Le grand point encore est que Cicéron puisse un peu concentrer en lui l’intérêt de Rome. La pièce ne sera jamais Zaïre, ni Inès, ni Bérénice ; mais j’ai la sottise de croire qu’une scène de Catilina et de César vaut mieux que tout cela. Je n’espère pas un succès suivi, je n’attends pas même d’être rejoué après le premier cours de la pièce. Il faudrait trop de ressorts pour remonter sur le théâtre une machine si compliquée ; mais vous m’avez autorisé à penser que les gens raisonnables ne verraient pas sans quelque plaisir une peinture assez fidèle des mœurs de l’ancienne Rome ; et, pourvu que je plaise à la saine partie de Paris, je serai fort content.
Je corrigerai encore très volontiers tous les détails. Je ne plains pas ma peine, ou, pour mieux dire, je ne plains pas mon plaisir ; et c’en est un grand de travailler pour vous.
Savez-vous bien que je viens de refaire cent vers à la Henriade ? Je repasse ainsi toutes mes anciennes erreurs. C’est ici une confession générale continuelle. Je me suis mis à être un peu sévère avec des gens pour qui on l’est rarement ; mais je le suis encore plus pour moi-même.

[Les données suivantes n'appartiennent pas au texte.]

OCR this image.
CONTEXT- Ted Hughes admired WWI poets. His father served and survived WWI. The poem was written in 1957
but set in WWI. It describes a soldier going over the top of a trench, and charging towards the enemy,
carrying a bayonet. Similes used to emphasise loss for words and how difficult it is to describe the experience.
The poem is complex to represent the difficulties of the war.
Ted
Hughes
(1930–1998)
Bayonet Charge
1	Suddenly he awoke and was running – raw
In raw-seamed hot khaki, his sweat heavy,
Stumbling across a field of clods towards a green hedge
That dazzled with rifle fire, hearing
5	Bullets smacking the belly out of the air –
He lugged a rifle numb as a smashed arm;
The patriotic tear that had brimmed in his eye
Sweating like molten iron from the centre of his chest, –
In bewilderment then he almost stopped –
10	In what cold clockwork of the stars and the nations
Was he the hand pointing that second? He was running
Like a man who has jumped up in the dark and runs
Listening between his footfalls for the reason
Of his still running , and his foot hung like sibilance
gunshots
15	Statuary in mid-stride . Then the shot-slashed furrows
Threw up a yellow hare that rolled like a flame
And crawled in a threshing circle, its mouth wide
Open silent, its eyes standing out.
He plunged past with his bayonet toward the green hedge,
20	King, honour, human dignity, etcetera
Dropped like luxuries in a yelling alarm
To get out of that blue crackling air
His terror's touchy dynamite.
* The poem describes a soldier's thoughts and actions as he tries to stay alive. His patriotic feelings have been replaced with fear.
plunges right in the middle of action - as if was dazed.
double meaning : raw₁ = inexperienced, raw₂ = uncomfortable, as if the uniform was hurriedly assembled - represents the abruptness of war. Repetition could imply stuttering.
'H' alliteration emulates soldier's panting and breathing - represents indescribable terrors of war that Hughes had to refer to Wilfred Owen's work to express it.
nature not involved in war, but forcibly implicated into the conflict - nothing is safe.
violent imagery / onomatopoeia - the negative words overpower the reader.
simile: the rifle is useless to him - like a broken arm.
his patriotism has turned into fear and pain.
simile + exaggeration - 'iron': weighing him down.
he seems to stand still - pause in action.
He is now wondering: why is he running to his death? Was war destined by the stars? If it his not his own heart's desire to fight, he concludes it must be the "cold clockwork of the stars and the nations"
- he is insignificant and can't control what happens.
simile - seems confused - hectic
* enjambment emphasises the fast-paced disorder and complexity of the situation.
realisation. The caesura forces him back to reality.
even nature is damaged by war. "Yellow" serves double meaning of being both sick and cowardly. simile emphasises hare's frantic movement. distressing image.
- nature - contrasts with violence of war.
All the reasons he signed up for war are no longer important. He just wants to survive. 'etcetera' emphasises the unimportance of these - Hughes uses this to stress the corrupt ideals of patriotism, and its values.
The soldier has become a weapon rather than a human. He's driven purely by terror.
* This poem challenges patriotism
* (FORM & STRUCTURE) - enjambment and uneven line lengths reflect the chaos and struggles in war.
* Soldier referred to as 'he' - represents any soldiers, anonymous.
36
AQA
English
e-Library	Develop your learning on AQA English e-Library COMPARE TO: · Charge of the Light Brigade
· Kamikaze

Enfin, quand vous aurez Rome, il faudra absolument la faire jouer, n’importe quand ; mais je veux en avoir le cœur net. Ce sera une belle négociation, et assez amusante pour vos conjurés. Vous déciderez entre un singe et un coq d’Inde (1) qui des deux représentera César. Il est bien douloureux de n’avoir à choisir qu’entre de tels héros ; mais nous avons du temps d’ici à notre condamnation. Je vous prie, si ma nièce a le bonheur de vous voir, de lui dire que je ne lui écris point cette poste-ci. La raison est que je ne peux plus vous écrire, qu’il faut fermer ma lettre, qu’il n’y a pas un moment à perdre, et que je n’ai que celui de vous dire que je suis à vous pour jamais, sain, malade, triste, ou gai, Prussien, Français, bon ou mauvais poète, plat historien. Adieu, adorables anges.